Em meados dos anos 80, emergiu da gestão de empresas japonesas o conceito de qualidade que deixou de remeter aos atributos reais do produto (por exemplo, durabilidade e beleza) para se referir aos atributos relacionais da produção: qualidade é satisfação. Em termos de gestão, a ênfase foi dada ao empoderamento das variáveis endógenas e exógenas do processo produtivo: o objetivo prático de toda gestão é a minimização de erros e atrasos pela adoção de padrões procedimentais orientados no atendimento ao que é requerido desde antes do processado. As certificações ISO 9000 são paradigmáticas nessa mudança conceitual da qualidade.

Gestão qualificada é um conceito próprio da saturação eletrônica vivida pelo setor industrial no pós guerra. Na virada do Século xxi, no setor alimentício, a gestão qualificada passa a integrar em si mesma a tecnologia da informação: surge então a ideia de qualidade como empoderamento da interatividade de diferentes agentes da cadeia produtiva. Mas, dada a limitação da TI à época, essa noção de qualidade por interação estava voltada à dinâmica física da agilidade proposta: a logística. Os efeitos foram significativos: intensificação de capital e ganhos de escala operacional com eficiências agregadas – houve uma disrupção. Agora, ocorre uma amplificação em termos da performance a todas as dimensões dinâmicas de relacionamento da cadeia produtiva por um processamento tecnológico de informação massiva. Tem o consumidor individualmente considerado como referência, porque advém da gestão qualificada o paradigma da padronização dos procedimentos no atendimento ao que é requerido desde antes do processado: a performance focada na satisfação como resultado perseguido. Há a ampliação da possibilidade de satisfação com a aquisição da capacidade de customização ao nível individual da operação em escala pelo processamento de dados massivos acerca do consumidor e interação em tempo real com ele. A padronização não alcança mais ao produto disponível. Ela se dá no processamento para chegar ao produto. A indústria automobilística de alta performance foi pioneira nessa agregação de valor: A Ferrari é um paradigma por demais conhecido. É um paradigma de que todo produto é dispositivo desde antes de sua realização. A Apple levou esse paradigma à sua culminância de escala e alcance. Lipovetsky chama isso de diversificação proliferante e escalada do efêmero37. O Smartphone é ícone global desse fenômeno.

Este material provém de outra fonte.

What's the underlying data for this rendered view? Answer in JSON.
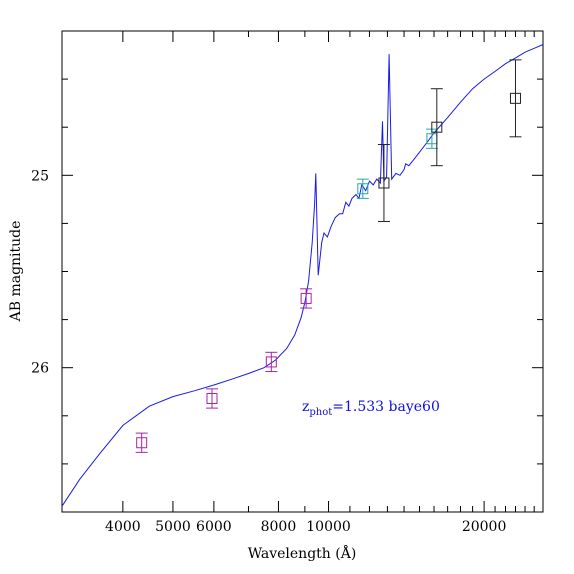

Tentador então propor uma cooperativa igualmente artista. É o que, por exemplo, a Organização das Cooperativas Brasileiras propõe, quando inscreve como sua visão institucional: «Em 2025, o cooperativismo será reconhecido pela sociedade por sua competitividade, integridade e capacidade de promover a felicidade dos cooperados»38. O empoderamento empresarial é amplificado para um empoderamento instrumental, processual e tecnológico disponível ao cooperado individualmente considerado numa amálgama mais aprofundada entre individualismo e pessoalidade. Trata-se de um transbordamento, de uma saturação da diversificação e do imediato para as políticas institucionais de bem estar. Evidentemente, um modelo que só se torna possível pelo emprego da tecnologia da informação em rede e em larga escala, isto é, marcado pela máxima agilidade performática. Interessa menos o que se presta ao cooperado. Desde que seja ágil e imediato responder à sua demanda e responder o mais segmentado possível ao seu perfil de hábitos, garantido o seu bem estar na satisfação tão rápida como fácil das suas escolhas habituais. A repetição da sensação de satisfação dos cooperados é o sentido de felicidade buscada pelos esforços qualificados, corretos e eficientes (capacidade, integridade e competitividade).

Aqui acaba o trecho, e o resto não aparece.